Medialuna en Turquía

1 de agosto, 2007

Londres—¿Es Recep Tayyip Erdogan, el reelecto Primer Ministro de Turquía, un fundamentalista encubierto que aguarda el momento oportuno para desmantelar el legado de Kemal Ataturk, el arquitecto de la república secular de su país? ¿O se trata del dirigente que fijará un modelo para el mundo musulmán, reconciliando al Islam –su propio credo y el de sus compatriotas— con el Estado de Derecho, la separación del Estado y la religión, la economía de mercado y la Unión Europea, a la que afirma querer ingresar?

Hay sólidos argumentos para justificar ambos pareceres—de allí la extraordinaria importancia de lo que acontece hoy en un país acaso más decisivo incluso que Paquistán para las relaciones del Occidente con el Islam. Antes de ser elegido por primera vez en 2002, Erdogan hizo poco por soslayar sus convicciones islamistas. Su Partido Justicia y Desarrollo y muchos de sus electores estaban empecinados en hacer retroceder las fronteras del Estado secular erigido tras la Primera Guerra Mundial y permitir que el dogma religioso infiltrase las instituciones turcas.

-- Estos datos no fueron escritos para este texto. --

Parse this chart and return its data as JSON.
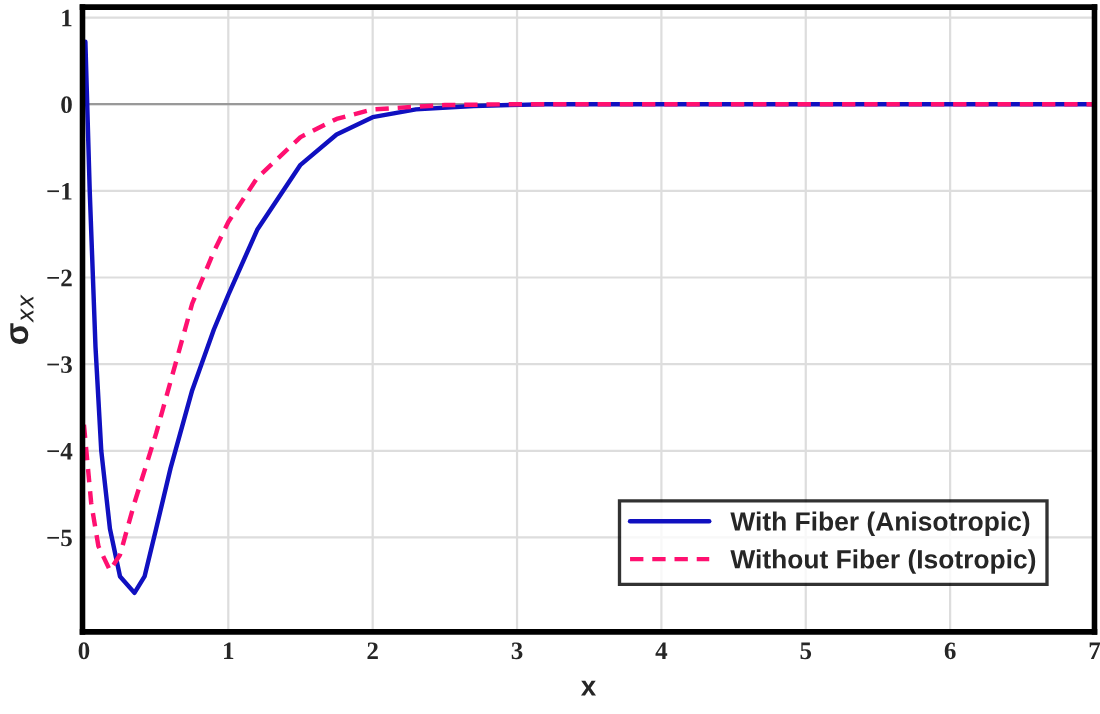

Pero, desde su llegada al poder, ha sido cauteloso, en gran medida para no dar municiones a las elites intelectuales occidentalizadas y a las clases medias temerosas de una eventual islamización.

En su lugar, ha abierto la economía con resultados asombrosos, sosegado muchos de los vestigios autoritarios de la república militarizada que heredó e iniciado negociaciones para el ingreso en la Unión Europea. Es cierto: hace unos meses, trató de hacer que su ministro de Relaciones Exteriores, Abdullah Gul, a quien muchos perciben como una amenaza para el secularismo, fuese designado Presidente. El envite provocó una feroz respuesta de muchos turcos y especialmente de los militares, implacables garantes del legado secular de Ataturk. Pero, aún cuando el electorado turco lo reivindicó en las urnas hace pocos días al reeligirlo, Erdogan ha señalado que buscará una figura menos controversial para el cargo, simbólico pero influyente, de Presidente. Ha prometido también una liberalización más amplia, algo que dificultaría promover una línea islamista en el futuro incluso si su moderación reciente ha sido un ardid táctico para evitar una confrontación prematura con los cuarteles.

A diferencia de Irán, donde el secularismo impuesto por el Sha provocó una revolución chiíta fanática, el secularismo autoritario turco ha dado pie hasta ahora a una especie de Islam “light” que podría, si Erdogan y sus sucesores se mantienen en el actual sendero, poner un freno al fundamentalismo a través de la democracia liberal y la economía global. Eso marcaría un pronunciado contraste con Siria, Egipto y Algarea, donde el arma contra el jihadismo ha sido el despotismo corrupto.

Por supuesto, no podemos todavía estar totalmente seguros de lo que tiene en mente Erdogan. En este momento, nadie sabe si se propone realmente reconciliar al Islam con el Occidente, estableciendo un precedente valioso en un mundo musulmán atrapado entre la espada y la pared de gobiernos autocráticos que utiliza el fundamentalismo como excusa y un radicalismo islámico cuya violencia se ha vuelto la única respuesta eficaz a ojos de las masas. Existe, es verdad, el peligro de que el gobierno turco utilice la buena disposición que ha generado en muchos sectores occidentales —incluida la contigua Unión Europea— para acabar con los defensores de la república secular y limpiar el camino a favor de una futura islamización. A juzgar por su aplastante victoria y por el hecho de que el partido fundado por Ataturk ha quedado reducido a 21 por ciento de los votos, los adversarios de Erdogan ya están debilitados.

Por lo tanto, ¿debería el mundo arriesgarse y confiar en Erdogan? No creo que exista una opción mejor en estos momentos. Los militares no son una alternativa deseable y hay tantos temas candentes en Turquía —comenzando con la cuestión kurda— que cualquier desviación fundamentalista del gobierno probablemente prendería fuego a la pradera. De hecho, es probable que la resistencia de la Unión Europea al ingreso de Turquía en las últimas dos décadas haya fortalecido al Islam entre muchos jóvenes turcos hartos de una república gobernada indirectamente por un establishment militar al que perciben como el aliado del Occidente a través de la OTAN.

Toda tentativa respaldada por el Occidente de reducir el fundamentalismo mediante sistemas autoritarios en el Medio Oriente ha acabado por fomentar el radicalismo islámico. Tal vez sea hora de darle a esta versión moderada la oportunidad de mostrar si sirve. Hasta ahora, ha actuado a través del sistema republicano, adoptado la democracia y el capitalismo, y llamado a la puerta del Occidente liberal. Eso no puede ser del agrado de Osama Bin Laden y debe haber puesto nerviosos a algunos déspotas sunitas en la región.